The prodrome, the terrifying trigger and then this… | review of Merryn Fergusson’s book ‘What is wrong with ME’ | 5 November 2012

November 5, 2012

This review first appeared in the November 2012 issue of the ME Association's quarterly ME Essential magazine

Words by Tony Britton

Unlike a novel or thriller, it feels good to reveal the ending right at the start. Chris Fergusson, who had been poorly since the age of nine and had missed years of school because of his ME, then got better.
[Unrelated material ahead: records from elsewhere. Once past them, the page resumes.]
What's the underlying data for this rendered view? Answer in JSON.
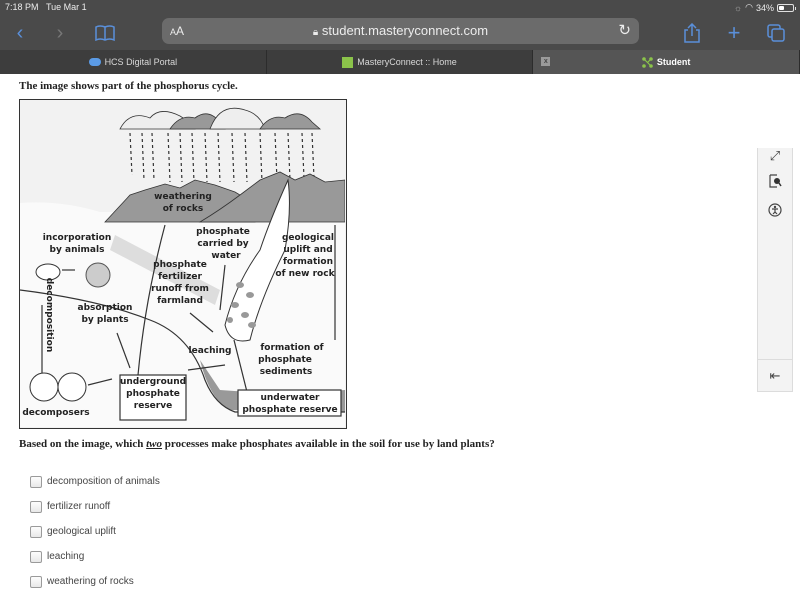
{
  "status_bar": {
    "time": "7:18 PM",
    "date": "Tue Mar 1",
    "battery_percent": "34%",
    "battery_level": 0.34
  },
  "browser": {
    "url": "student.masteryconnect.com",
    "text_size_label": "AA",
    "icons": {
      "back": "chevron-left-icon",
      "forward": "chevron-right-icon",
      "bookmarks": "book-icon",
      "share": "share-icon",
      "new_tab": "plus-icon",
      "tabs": "tabs-icon",
      "reload": "reload-icon",
      "lock": "lock-icon"
    }
  },
  "tabs": [
    {
      "label": "HCS Digital Portal",
      "icon": "cloud-icon",
      "active": false
    },
    {
      "label": "MasteryConnect :: Home",
      "icon": "masteryconnect-icon",
      "active": false
    },
    {
      "label": "Student",
      "icon": "student-icon",
      "active": true,
      "close_label": "x"
    }
  ],
  "side_panel": {
    "icons": [
      "expand-icon",
      "magnifier-icon",
      "accessibility-icon",
      "collapse-panel-icon"
    ]
  },
  "question": {
    "stem": "The image shows part of the phosphorus cycle.",
    "prompt_before": "Based on the image, which ",
    "prompt_emphasis": "two",
    "prompt_after": " processes make phosphates available in the soil for use by land plants?",
    "options": [
      {
        "label": "decomposition of animals",
        "checked": false
      },
      {
        "label": "fertilizer runoff",
        "checked": false
      },
      {
        "label": "geological uplift",
        "checked": false
      },
      {
        "label": "leaching",
        "checked": false
      },
      {
        "label": "weathering of rocks",
        "checked": false
      }
    ]
  },
  "diagram": {
    "labels": {
      "weathering": [
        "weathering",
        "of rocks"
      ],
      "incorporation": [
        "incorporation",
        "by animals"
      ],
      "carried": [
        "phosphate",
        "carried by",
        "water"
      ],
      "geological": [
        "geological",
        "uplift and",
        "formation",
        "of new rock"
      ],
      "fertilizer": [
        "phosphate",
        "fertilizer",
        "runoff from",
        "farmland"
      ],
      "absorption": [
        "absorption",
        "by plants"
      ],
      "decomposition": "decomposition",
      "leaching": "leaching",
      "sediments": [
        "formation of",
        "phosphate",
        "sediments"
      ],
      "underground": [
        "underground",
        "phosphate",
        "reserve"
      ],
      "underwater": [
        "underwater",
        "phosphate reserve"
      ],
      "decomposers": "decomposers"
    }
  }
}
He’s now working as a freelance cameraman.

But that won’t ruin this telling of his story for the many hundreds of parents frightened by what’s happening to their children who have been struck by this awful illness.
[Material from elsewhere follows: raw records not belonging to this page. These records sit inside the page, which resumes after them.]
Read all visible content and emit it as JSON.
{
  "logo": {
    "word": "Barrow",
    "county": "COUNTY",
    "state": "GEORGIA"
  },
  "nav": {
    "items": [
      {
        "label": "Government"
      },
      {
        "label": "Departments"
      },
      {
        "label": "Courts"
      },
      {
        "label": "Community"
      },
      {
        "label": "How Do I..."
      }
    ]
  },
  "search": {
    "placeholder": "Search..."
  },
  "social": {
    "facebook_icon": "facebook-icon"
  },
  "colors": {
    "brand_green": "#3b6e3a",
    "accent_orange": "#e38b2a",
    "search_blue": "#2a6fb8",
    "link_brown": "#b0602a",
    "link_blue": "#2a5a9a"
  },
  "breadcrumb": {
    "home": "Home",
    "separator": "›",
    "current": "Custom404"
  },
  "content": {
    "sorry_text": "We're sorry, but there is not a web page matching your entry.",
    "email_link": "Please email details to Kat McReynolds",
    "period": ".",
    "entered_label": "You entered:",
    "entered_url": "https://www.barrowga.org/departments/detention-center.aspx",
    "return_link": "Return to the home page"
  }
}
Merryn Fergusson, mother of Chris and two other healthy sons, kept a diary of what was happening while husband Alex was busy being a Member of the Scottish Parliament.
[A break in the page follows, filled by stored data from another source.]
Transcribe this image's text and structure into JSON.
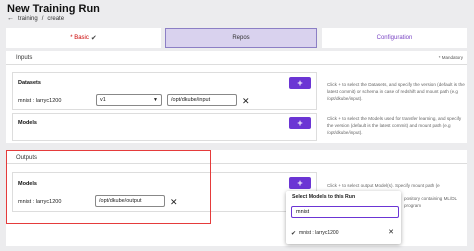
{
  "header": {
    "title": "New Training Run",
    "breadcrumb": [
      "training",
      "/",
      "create"
    ]
  },
  "tabs": [
    {
      "label": "* Basic",
      "state": "complete"
    },
    {
      "label": "Repos",
      "state": "active"
    },
    {
      "label": "Configuration",
      "state": "inactive"
    }
  ],
  "inputs": {
    "label": "Inputs",
    "mandatory_note": "* Mandatory",
    "datasets": {
      "title": "Datasets",
      "row_name": "mnist : larryc1200",
      "version": "v1",
      "mount_path": "/opt/dkube/input",
      "help": "Click + to select the Datasets, and specify the version (default is the latest commit) or schema in case of redshift and mount path (e.g /opt/dkube/input)."
    },
    "models": {
      "title": "Models",
      "help": "Click + to select the Models used for transfer learning, and specify the version (default is the latest commit) and mount path (e.g /opt/dkube/input)."
    }
  },
  "outputs": {
    "label": "Outputs",
    "models": {
      "title": "Models",
      "row_name": "mnist : larryc1200",
      "mount_path": "/opt/dkube/output",
      "help_visible_1": "Click + to select output Model(s). Specify mount path (e",
      "help_visible_2": "pository containing ML/DL",
      "help_visible_3": "program"
    }
  },
  "dropdown": {
    "title": "Select Models to this Run",
    "search_value": "mnist",
    "selected_item": "mnist : larryc1200"
  },
  "icons": {
    "back": "←",
    "check": "✔",
    "caret": "▼",
    "close": "✕",
    "plus": "+"
  },
  "colors": {
    "accent": "#6b35d4",
    "highlight": "#e53b3b",
    "active_tab_bg": "#d9d2ee"
  }
}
The diary is at the heart of What is wrong with ME. It was kept on the hall table and Merryn wrote it up through three long years – when Chris was off school.

While he was ill, Chris hated the idea that it might one day be turned into a book and his mum was conscious that she might never be forgiven for exploiting him.

There had already been an incident when Alex, wanting a narrative to tempt the press to write about the setting up of the Cross Party Group on ME, had released a picture of Chris without his son’s permission. Chris found out when friends showed him a copy of the paper. He felt betrayed.

When Chris got shot of the illness, Merryn raised the subject again. Time heals; he gave in with good grace and a grin.

The book tells Chris’s illness story from the time when something happened to the muscles in his neck after he was banged on the back of his head by a football.

Dr Nigel Speight, the paediatrician in Durham consulted by the family, reckoned that was the prodrome – the early symptom indicating the start of a disease before more specific symptoms occur. The trigger for the onset of full-blown childhood ME, said Dr Speight, may have been something altogether more terrifying.

In 1996, the family were in their remote Galloway farmhouse when two men broke in. Son Dougal was watching TV, Chris, Alex and Merryn were asleep upstairs. Iain, the eldest boy, was away at the time.

Dougal was taken at knife point round the house for two hours while the men looted the place. Alex and Merryn were tied up. While Chris slept through everything, he was left traumatised by the enormity of the event.

“Chris began to sleep poorly and I would be aware, since I too suffered from disturbed nights, that Chris was standing on the landing outside our room too scared to move.

“On other occasions, he would be unable to sleep until we went upstairs, and then we would put him on a mattress at the foot of our bed.”

The book carefully traces what happened since then.

It details the family’s trawl round the complementary and alternative therapies they used and the people they met on route. There are also lots of commentaries by Merryn on what was happening to the family as a whole.

A must read – particularly about the propensity of youngsters to pull through everything and recover.

What is wrong with ME: a case of childhood Myalgic Encephalomyelitis, the illness and the controversy”. Paperback, 168pp. ISBN 978-1-84530-126-2 Published by The Grimsay Press. Available from Amazon HERE

2 thoughts on “The prodrome, the terrifying trigger and then this… | review of Merryn Fergusson’s book ‘What is wrong with ME’ | 5 November 2012”

  1. Sounds more like PSTD.
    Given proper diagnistic criteria are not used, who knows who does or doesn’t have ME…
    I have still to learn of somebody, properly diagnosed, who has ever recovered.